Unlocking Word Meanings
Read the following words/expressions found in today’s article.
- (something)-starved / stɑrvd / (adj.) – not having enough of something
Anna’s been leisure-starved because she’s been too busy at work. She needs to go on vacation.
- sleep-deprived / slip dɪˈpraɪvd / (adj.) – lacking sleep
The students were sleep-deprived. They only slept for two hours last night.
- snooze / snuz / (n.) – something boring
The class was a snooze.
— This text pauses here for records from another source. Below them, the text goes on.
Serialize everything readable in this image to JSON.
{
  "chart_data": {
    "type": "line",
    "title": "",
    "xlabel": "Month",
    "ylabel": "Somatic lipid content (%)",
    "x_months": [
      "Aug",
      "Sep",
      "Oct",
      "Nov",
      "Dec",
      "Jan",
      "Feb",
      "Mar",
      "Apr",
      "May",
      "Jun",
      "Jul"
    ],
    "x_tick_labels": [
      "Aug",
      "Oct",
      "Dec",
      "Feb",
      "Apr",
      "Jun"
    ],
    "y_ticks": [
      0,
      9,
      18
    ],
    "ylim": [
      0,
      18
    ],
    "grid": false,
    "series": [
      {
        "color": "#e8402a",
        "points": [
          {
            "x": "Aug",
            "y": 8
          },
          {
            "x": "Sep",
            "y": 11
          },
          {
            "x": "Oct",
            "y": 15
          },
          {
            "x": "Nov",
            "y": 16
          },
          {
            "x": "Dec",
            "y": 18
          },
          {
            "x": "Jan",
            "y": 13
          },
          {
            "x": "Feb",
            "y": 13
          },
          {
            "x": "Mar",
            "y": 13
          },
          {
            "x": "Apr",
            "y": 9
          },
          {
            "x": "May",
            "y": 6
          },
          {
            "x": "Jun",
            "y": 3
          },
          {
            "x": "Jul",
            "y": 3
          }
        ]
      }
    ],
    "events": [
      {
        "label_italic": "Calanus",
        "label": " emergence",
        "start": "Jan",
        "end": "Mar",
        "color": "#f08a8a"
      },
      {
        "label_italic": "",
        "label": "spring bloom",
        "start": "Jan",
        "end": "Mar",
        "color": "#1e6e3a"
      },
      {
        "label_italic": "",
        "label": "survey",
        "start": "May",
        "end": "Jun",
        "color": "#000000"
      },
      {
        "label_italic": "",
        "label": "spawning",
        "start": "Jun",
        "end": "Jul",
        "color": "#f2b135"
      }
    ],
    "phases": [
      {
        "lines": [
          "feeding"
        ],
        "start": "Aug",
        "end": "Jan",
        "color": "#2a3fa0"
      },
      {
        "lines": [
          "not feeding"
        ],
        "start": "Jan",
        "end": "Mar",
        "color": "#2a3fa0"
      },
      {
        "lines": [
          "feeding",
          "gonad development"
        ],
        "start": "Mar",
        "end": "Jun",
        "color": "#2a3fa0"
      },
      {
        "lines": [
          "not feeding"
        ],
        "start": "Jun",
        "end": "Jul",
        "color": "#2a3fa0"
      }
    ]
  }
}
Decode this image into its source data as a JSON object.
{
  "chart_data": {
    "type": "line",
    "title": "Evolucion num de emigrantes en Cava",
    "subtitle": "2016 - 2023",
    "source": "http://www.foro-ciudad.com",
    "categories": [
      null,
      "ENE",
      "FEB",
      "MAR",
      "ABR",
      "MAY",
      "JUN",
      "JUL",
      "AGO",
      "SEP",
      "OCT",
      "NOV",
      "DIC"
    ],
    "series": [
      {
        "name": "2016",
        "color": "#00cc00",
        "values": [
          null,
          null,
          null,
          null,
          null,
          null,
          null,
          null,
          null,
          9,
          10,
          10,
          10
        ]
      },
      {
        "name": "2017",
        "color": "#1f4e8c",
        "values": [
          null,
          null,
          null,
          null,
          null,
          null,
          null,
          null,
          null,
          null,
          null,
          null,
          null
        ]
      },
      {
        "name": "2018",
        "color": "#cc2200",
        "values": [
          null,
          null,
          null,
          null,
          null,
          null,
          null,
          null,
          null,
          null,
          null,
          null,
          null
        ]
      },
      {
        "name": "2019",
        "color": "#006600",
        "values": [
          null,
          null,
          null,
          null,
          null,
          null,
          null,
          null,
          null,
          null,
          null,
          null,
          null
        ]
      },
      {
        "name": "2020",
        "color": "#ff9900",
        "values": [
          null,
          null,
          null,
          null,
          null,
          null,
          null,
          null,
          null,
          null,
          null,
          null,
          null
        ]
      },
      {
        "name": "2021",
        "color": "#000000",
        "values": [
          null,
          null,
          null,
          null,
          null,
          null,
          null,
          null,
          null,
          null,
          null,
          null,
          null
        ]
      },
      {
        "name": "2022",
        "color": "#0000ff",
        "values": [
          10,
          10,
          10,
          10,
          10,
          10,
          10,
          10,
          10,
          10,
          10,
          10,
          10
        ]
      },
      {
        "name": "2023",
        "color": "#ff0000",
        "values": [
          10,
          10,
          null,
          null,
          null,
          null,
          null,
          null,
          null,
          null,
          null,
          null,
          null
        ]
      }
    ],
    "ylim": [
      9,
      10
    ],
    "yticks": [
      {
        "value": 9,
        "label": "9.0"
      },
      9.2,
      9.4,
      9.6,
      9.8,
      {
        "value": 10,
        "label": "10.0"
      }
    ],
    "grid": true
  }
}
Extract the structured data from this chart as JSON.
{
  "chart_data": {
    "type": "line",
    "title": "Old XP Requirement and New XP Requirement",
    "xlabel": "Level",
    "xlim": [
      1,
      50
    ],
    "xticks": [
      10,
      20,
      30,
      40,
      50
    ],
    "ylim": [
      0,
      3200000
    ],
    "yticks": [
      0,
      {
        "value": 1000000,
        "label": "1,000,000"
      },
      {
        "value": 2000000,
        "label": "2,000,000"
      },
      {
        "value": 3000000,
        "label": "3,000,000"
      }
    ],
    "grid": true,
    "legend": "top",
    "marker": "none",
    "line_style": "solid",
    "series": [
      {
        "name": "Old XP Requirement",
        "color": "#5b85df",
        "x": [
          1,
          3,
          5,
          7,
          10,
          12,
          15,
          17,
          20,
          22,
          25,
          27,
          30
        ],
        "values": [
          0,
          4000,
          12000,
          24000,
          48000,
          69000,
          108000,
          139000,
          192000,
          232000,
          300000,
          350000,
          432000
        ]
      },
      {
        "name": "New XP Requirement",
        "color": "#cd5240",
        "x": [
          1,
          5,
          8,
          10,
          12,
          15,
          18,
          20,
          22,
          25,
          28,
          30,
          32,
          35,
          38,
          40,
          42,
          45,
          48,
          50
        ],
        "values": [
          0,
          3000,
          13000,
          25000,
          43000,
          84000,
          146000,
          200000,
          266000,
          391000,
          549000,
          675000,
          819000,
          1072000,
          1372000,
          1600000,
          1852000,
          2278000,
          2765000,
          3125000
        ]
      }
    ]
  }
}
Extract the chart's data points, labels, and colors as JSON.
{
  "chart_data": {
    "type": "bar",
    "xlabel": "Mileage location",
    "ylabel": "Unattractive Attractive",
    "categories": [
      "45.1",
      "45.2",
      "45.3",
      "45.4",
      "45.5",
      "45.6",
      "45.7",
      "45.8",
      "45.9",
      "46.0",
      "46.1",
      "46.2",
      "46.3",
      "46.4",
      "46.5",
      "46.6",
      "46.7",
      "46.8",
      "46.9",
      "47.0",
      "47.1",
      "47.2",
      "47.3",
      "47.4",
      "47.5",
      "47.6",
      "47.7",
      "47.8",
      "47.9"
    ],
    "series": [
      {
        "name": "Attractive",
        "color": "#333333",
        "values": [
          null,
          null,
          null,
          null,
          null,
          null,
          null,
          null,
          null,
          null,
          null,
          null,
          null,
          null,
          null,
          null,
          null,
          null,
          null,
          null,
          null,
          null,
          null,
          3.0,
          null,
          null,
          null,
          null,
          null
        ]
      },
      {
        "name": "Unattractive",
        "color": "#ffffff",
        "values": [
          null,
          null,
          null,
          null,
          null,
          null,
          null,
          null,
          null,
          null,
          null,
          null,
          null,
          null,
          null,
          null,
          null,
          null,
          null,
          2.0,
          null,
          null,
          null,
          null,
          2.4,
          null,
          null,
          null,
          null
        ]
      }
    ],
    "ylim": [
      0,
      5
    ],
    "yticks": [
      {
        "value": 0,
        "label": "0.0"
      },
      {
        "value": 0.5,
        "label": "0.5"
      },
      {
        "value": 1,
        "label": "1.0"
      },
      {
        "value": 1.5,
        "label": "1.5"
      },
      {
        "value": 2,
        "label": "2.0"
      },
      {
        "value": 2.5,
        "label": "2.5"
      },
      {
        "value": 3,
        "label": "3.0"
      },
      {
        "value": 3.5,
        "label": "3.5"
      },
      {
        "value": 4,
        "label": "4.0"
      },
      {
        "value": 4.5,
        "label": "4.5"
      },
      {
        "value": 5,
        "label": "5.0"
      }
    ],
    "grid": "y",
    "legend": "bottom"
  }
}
I tried so hard not to fall asleep.
- lull / lʌl / (v.) – to cause someone to feel sleepy
The slow, soft song lulled the baby to sleep.
- goodie bag / ˈgʊd i bæg / (n.) – a bag of small gifts that guests receive during an event, such as a party
The goodie bag I got at Tim’s birthday party contained sweets and chips.
Read the text below.
Travel-starved, sleep-deprived residents in Hong Kong might find a new bus tour to be a snooze. The 76-kilometer, five-hour ride on a regular double-decker bus around the territory is meant to appeal to people who are easily lulled asleep by long rides. It was inspired by the tendency of tired commuters to fall asleep on public transit.
“When we were brainstorming new tours, I saw a social media post from my friend saying that he was stressed out by his work, he couldn’t sleep at night,” said Kenneth Kong, the marketing and business development manager of ulu travel, the bus tour organizer.
“But when he was traveling on the bus, he was able to sleep well. His post inspired us to create this tour that lets passengers just sleep on the bus.”
Tickets cost between 99 to 129 Hong Kong dollars (¥1,450 to ¥1,900) per person, depending on whether they choose seats on the upper or lower deck. A goodie bag for passengers includes an eye mask and earplugs.
The first Sleeping Bus Tour on Oct. 16 sold out entirely. Some passengers came prepared, bringing their own blankets and changing their shoes to slippers, while others brought travel pillows. (AP)
This article was provided by The Japan Times Alpha.
Enjoy a discussion with your tutor.
- The tour is meant to appeal to people who are easily lulled asleep by long rides. Do you think paying 99 to 129 Hong Kong dollars (¥1,450 to ¥1,900) is worth it if you’ll just sleep during the entire tour? Why or why not? Discuss.
- The first Sleeping Bus Tour on Oct. 16 sold out entirely. Do you think this tour will continue to be popular for a long time? What other features should the organizers add to continue attracting customers (ex. comfortable beds, good sound system)? Why? Discuss.
- The tour was inspired by the tendency of tired commuters to fall asleep on public transit. Do you think it’s okay to sleep in public? Why or why not? What do you think commuters should do to stay safe in case they fall asleep in public? Discuss.
- One of the organizer’s friends shared that he couldn’t sleep well because of work. Do you think this is also a common problem among employees in your country? How do you think this problem can be solved (ex. limit working time)? Discuss.